Background: Tarjan's classical sequential algorithm performs repeated DFS to detects the SCCs. DFS is naturally recursive and sequential and difficult to find good ways to parallelize. Many parallel approaches to the problem use a divide-and-conquer approach that divides the graph into smaller parts until they are strongly connected. The challenge then is to perform this division efficiently and recombining the results.

Challenge: The classical sequential approach to SCC detection uses DFS, but this is inherently difficult to parallelize. We hope to learn different approaches of transforming a recursive sequential algorithm into iterative parallel algorithms and implementing them efficiently for graphs. The workload consists of an directed graph with arbitrary degrees. There is good locality given by the edge relationships of neighboring vertices, but computation is not very predictable because of the unknown topology of the graph.

Resources: We will find papers on parallel algorithms for SCC detection. A thesis on descriptions of different such algorithms we have found here: https://www.cs.vu.nl/~wanf/theses/matei.pdf.

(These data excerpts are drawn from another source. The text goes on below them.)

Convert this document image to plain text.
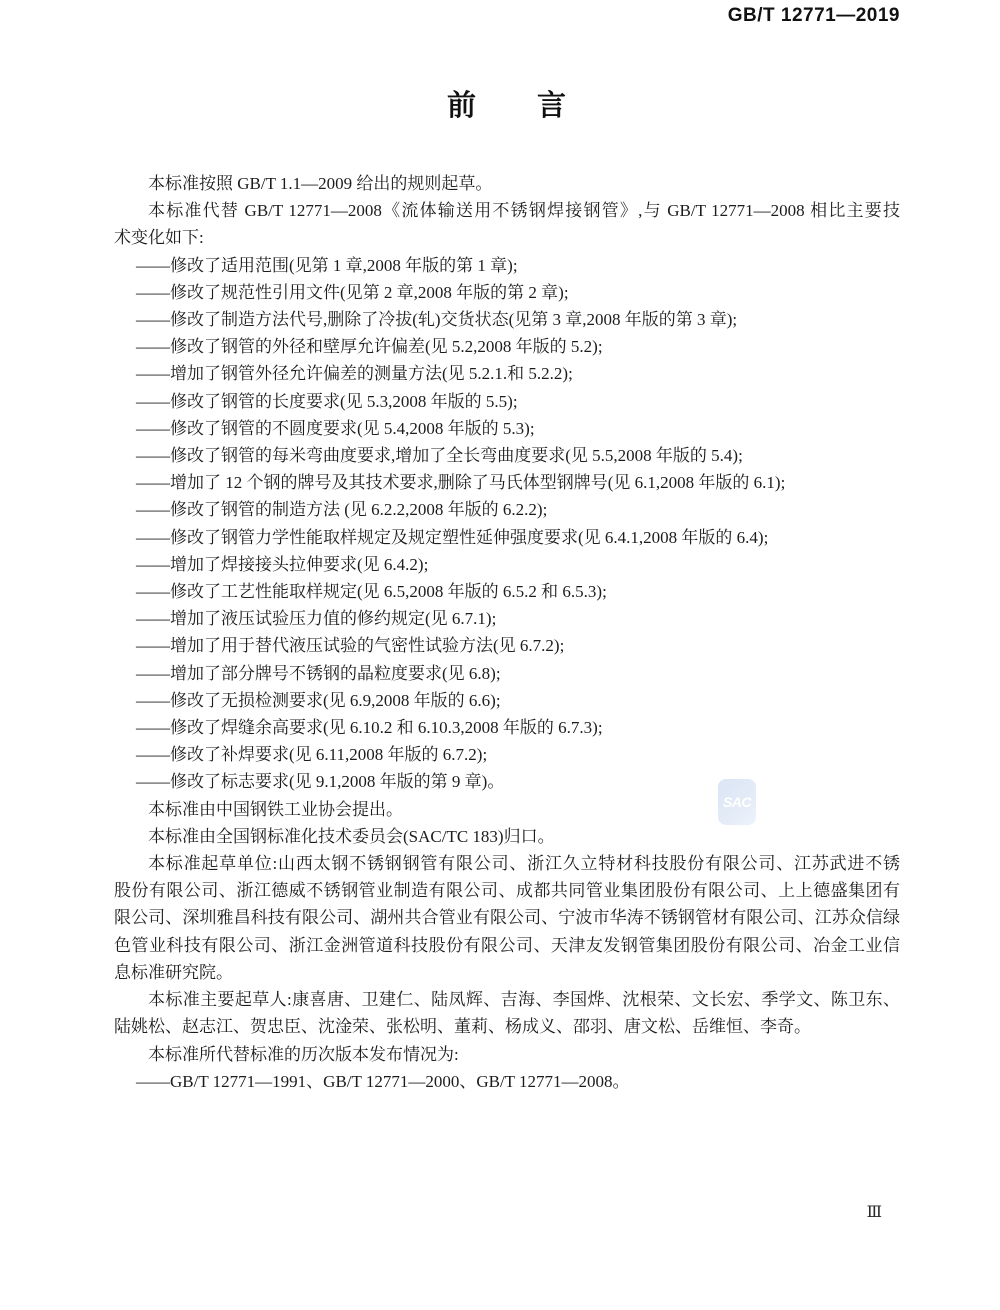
GB/T 12771—2019
前　　言
SAC
本标准按照 GB/T 1.1—2009 给出的规则起草。
本标准代替 GB/T 12771—2008《流体输送用不锈钢焊接钢管》,与 GB/T 12771—2008 相比主要技
术变化如下:
——修改了适用范围(见第 1 章,2008 年版的第 1 章);
——修改了规范性引用文件(见第 2 章,2008 年版的第 2 章);
——修改了制造方法代号,删除了冷拔(轧)交货状态(见第 3 章,2008 年版的第 3 章);
——修改了钢管的外径和壁厚允许偏差(见 5.2,2008 年版的 5.2);
——增加了钢管外径允许偏差的测量方法(见 5.2.1.和 5.2.2);
——修改了钢管的长度要求(见 5.3,2008 年版的 5.5);
——修改了钢管的不圆度要求(见 5.4,2008 年版的 5.3);
——修改了钢管的每米弯曲度要求,增加了全长弯曲度要求(见 5.5,2008 年版的 5.4);
——增加了 12 个钢的牌号及其技术要求,删除了马氏体型钢牌号(见 6.1,2008 年版的 6.1);
——修改了钢管的制造方法 (见 6.2.2,2008 年版的 6.2.2);
——修改了钢管力学性能取样规定及规定塑性延伸强度要求(见 6.4.1,2008 年版的 6.4);
——增加了焊接接头拉伸要求(见 6.4.2);
——修改了工艺性能取样规定(见 6.5,2008 年版的 6.5.2 和 6.5.3);
——增加了液压试验压力值的修约规定(见 6.7.1);
——增加了用于替代液压试验的气密性试验方法(见 6.7.2);
——增加了部分牌号不锈钢的晶粒度要求(见 6.8);
——修改了无损检测要求(见 6.9,2008 年版的 6.6);
——修改了焊缝余高要求(见 6.10.2 和 6.10.3,2008 年版的 6.7.3);
——修改了补焊要求(见 6.11,2008 年版的 6.7.2);
——修改了标志要求(见 9.1,2008 年版的第 9 章)。
本标准由中国钢铁工业协会提出。
本标准由全国钢标准化技术委员会(SAC/TC 183)归口。
本标准起草单位:山西太钢不锈钢钢管有限公司、浙江久立特材科技股份有限公司、江苏武进不锈
股份有限公司、浙江德威不锈钢管业制造有限公司、成都共同管业集团股份有限公司、上上德盛集团有
限公司、深圳雅昌科技有限公司、湖州共合管业有限公司、宁波市华涛不锈钢管材有限公司、江苏众信绿
色管业科技有限公司、浙江金洲管道科技股份有限公司、天津友发钢管集团股份有限公司、冶金工业信
息标准研究院。
本标准主要起草人:康喜唐、卫建仁、陆凤辉、吉海、李国烨、沈根荣、文长宏、季学文、陈卫东、
陆姚松、赵志江、贺忠臣、沈淦荣、张松明、董莉、杨成义、邵羽、唐文松、岳维恒、李奇。
本标准所代替标准的历次版本发布情况为:
——GB/T 12771—1991、GB/T 12771—2000、GB/T 12771—2008。
Ⅲ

Divide and conquer approaches are described in this paper https://cfwebprod.sandia.gov/cfdocs/CompResearch/docs/irreg00.pdf

Goals: We will implement multiple parallel SCC detection algorithms and compare their performance. Will plan to implement 2-3 high performing algorithms that provide a reasonable speedup over sequential implementations. We hope to implement 4-5 high performing algorithms. We will present our results in the form of speedup graphs and algorithm diagrams.

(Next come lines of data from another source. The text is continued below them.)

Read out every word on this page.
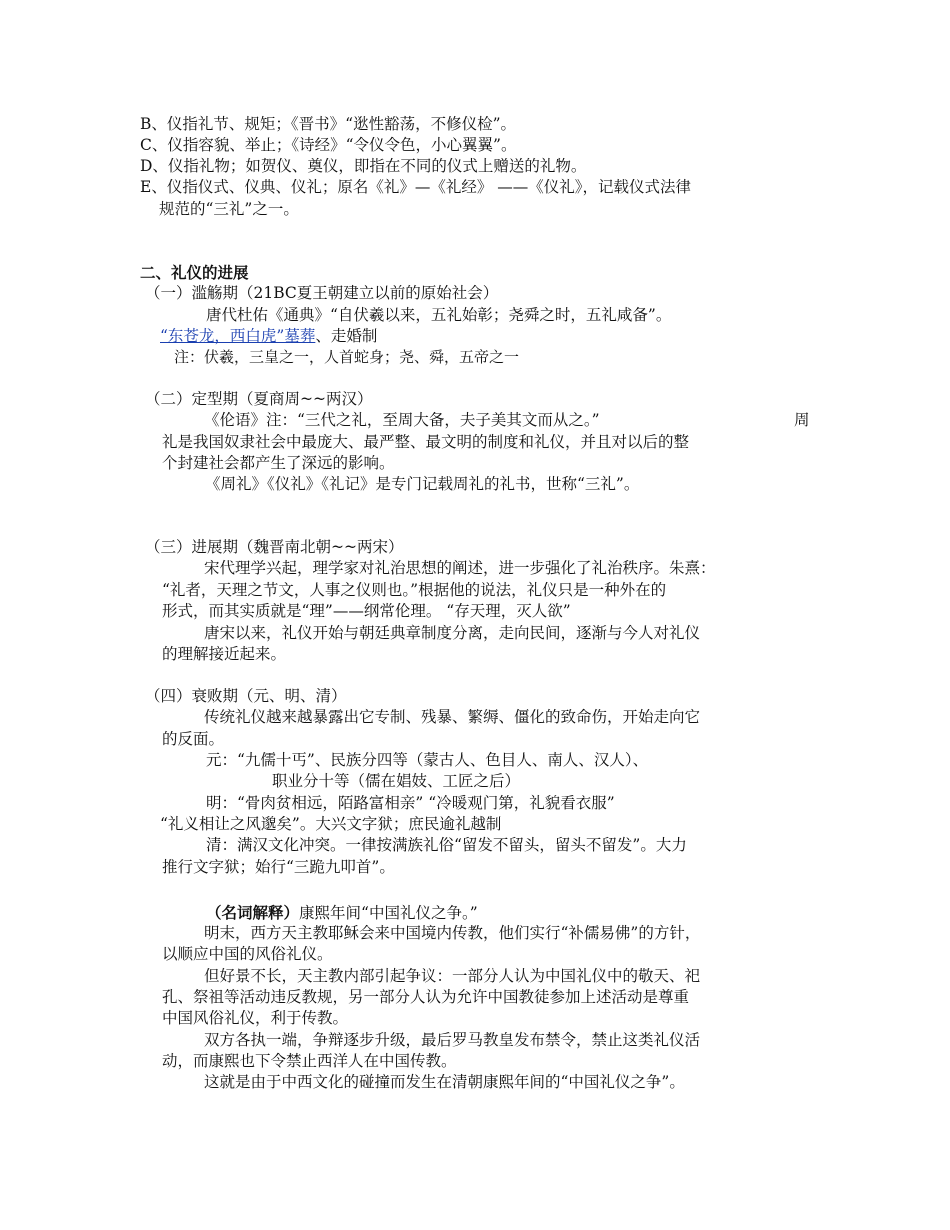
B、仪指礼节、规矩；《晋书》“逖性豁荡，不修仪检”。
C、仪指容貌、举止；《诗经》“令仪令色，小心翼翼”。
D、仪指礼物；如贺仪、奠仪，即指在不同的仪式上赠送的礼物。
E、仪指仪式、仪典、仪礼；原名《礼》—《礼经》 ——《仪礼》，记载仪式法律
规范的“三礼”之一。
二、礼仪的进展
（一）滥觞期（21BC夏王朝建立以前的原始社会）
唐代杜佑《通典》“自伏羲以来，五礼始彰；尧舜之时，五礼咸备”。
“东苍龙，西白虎”墓葬、走婚制
注：伏羲，三皇之一，人首蛇身；尧、舜，五帝之一
（二）定型期（夏商周~~两汉）
《伦语》注：“三代之礼，至周大备，夫子美其文而从之。”	周
礼是我国奴隶社会中最庞大、最严整、最文明的制度和礼仪，并且对以后的整
个封建社会都产生了深远的影响。
《周礼》《仪礼》《礼记》是专门记载周礼的礼书，世称“三礼”。
（三）进展期（魏晋南北朝~~两宋）
宋代理学兴起，理学家对礼治思想的阐述，进一步强化了礼治秩序。朱熹：
“礼者，天理之节文，人事之仪则也。”根据他的说法，礼仪只是一种外在的
形式，而其实质就是“理”——纲常伦理。 “存天理，灭人欲”
唐宋以来，礼仪开始与朝廷典章制度分离，走向民间，逐渐与今人对礼仪
的理解接近起来。
（四）衰败期（元、明、清）
传统礼仪越来越暴露出它专制、残暴、繁缛、僵化的致命伤，开始走向它
的反面。
元：“九儒十丐”、民族分四等（蒙古人、色目人、南人、汉人）、
职业分十等（儒在娼妓、工匠之后）
明：“骨肉贫相远，陌路富相亲” “冷暖观门第，礼貌看衣服”
“礼义相让之风邈矣”。大兴文字狱；庶民逾礼越制
清：满汉文化冲突。一律按满族礼俗“留发不留头，留头不留发”。大力
推行文字狱；始行“三跪九叩首”。
（名词解释）康熙年间“中国礼仪之争。”
明末，西方天主教耶稣会来中国境内传教，他们实行“补儒易佛”的方针，
以顺应中国的风俗礼仪。
但好景不长，天主教内部引起争议：一部分人认为中国礼仪中的敬天、祀
孔、祭祖等活动违反教规，另一部分人认为允许中国教徒参加上述活动是尊重
中国风俗礼仪，利于传教。
双方各执一端，争辩逐步升级，最后罗马教皇发布禁令，禁止这类礼仪活
动，而康熙也下令禁止西洋人在中国传教。
这就是由于中西文化的碰撞而发生在清朝康熙年间的“中国礼仪之争”。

Platform: We will program on CPUs in C++. CPUs are chosen over GPUs because the divergent execution does not match a GPU's highly parallel execution model. C++ is chosen for a good balance between low- and high-level programming capabilities.

Schedule: Week 1: Study the problem and existing literature, choose an algorithm, and consider the implementation details. Week 2: Implement algorithm and optimize for speedup. Week 3: Implement and optimize a second algorithm. Week 4: Implement and optimize a third algorithm. Week 5: Perform speed tests on the implementations against different parameters and workloads.